Железяка снова с горечью почувствовал, как вокруг выжигается полоса отчуждения, отторгая все привычное и знакомое и зажимая его в клещи какой-то гадкой, противоестественной, бесчеловечной природы вещей Он встал со стула ("дубль" не реагировал ни на что, кроме информации на экране и телефона), захлопнул дверь снаружи, лишив мнущихся у порога сотрудников пикантного зрелища, и пошел искать убежища в туалете.
– Железо! Ух! Здорово!
В туалете на подоконнике курил Сева Маркин, человек-шкаф, за глаза прозванный "У. Ё. безнала".

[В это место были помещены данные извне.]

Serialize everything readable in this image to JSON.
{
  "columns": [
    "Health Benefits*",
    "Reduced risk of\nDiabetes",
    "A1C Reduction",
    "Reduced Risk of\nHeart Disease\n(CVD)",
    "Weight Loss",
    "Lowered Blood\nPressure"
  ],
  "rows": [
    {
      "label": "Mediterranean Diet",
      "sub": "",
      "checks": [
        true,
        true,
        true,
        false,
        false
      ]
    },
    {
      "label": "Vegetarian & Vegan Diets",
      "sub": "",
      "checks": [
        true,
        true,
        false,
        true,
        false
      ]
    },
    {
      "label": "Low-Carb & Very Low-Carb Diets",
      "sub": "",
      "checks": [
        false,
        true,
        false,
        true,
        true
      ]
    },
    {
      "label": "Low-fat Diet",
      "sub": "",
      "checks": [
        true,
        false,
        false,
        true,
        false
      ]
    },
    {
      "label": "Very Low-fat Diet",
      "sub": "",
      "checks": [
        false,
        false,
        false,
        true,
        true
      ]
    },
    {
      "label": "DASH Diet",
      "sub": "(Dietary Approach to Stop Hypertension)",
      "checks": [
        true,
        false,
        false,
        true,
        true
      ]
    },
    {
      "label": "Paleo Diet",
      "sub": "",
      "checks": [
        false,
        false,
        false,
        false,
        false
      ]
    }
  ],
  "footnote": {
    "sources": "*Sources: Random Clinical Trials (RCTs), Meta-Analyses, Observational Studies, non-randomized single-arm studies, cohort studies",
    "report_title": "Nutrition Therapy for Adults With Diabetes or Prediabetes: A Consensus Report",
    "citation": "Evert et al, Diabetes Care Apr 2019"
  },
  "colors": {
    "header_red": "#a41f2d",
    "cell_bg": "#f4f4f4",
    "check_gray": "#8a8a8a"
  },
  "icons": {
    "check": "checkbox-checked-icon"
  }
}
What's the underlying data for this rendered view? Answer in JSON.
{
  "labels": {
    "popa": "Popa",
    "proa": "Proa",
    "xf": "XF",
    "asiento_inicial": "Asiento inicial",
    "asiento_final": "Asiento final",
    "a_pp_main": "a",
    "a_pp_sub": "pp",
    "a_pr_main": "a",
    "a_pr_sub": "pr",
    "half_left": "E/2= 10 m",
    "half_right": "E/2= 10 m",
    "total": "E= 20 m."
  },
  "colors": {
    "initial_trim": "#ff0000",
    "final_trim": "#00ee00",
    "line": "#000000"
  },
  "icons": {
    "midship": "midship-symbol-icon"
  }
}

– Салют, – заморожено отозвался Железяка и попросил сигарету.
У Севы жадно блестели глаза.
– Отмочил ты финт, Железо! Я тебя зауважал. Раньше ты мне хиляком казался, неподходящим для своей фамилии.
Железяка резко, глубоко затянулся, и дым с кашлем выстрелил в лицо Севе.
– Э, так ты ж не куришь. Железо!
– Какой финт? Что ты имеешь в виду?
– Что имею, то и в виду, – заржал Сева. – А то ты не знаешь что. Бота твоего я имею в виду. Всех ты здесь сразил наповал, Железо. У народа уши торчком от зависти встали. Это еще странно, что за тобой толпой не ходят, чтоб ноу-хау списать. А ты еще скромнягой прикидываешься. – Сева хлопнул Железяку по спине, и тот выдал следующую порцию дыма с кашлем пополам.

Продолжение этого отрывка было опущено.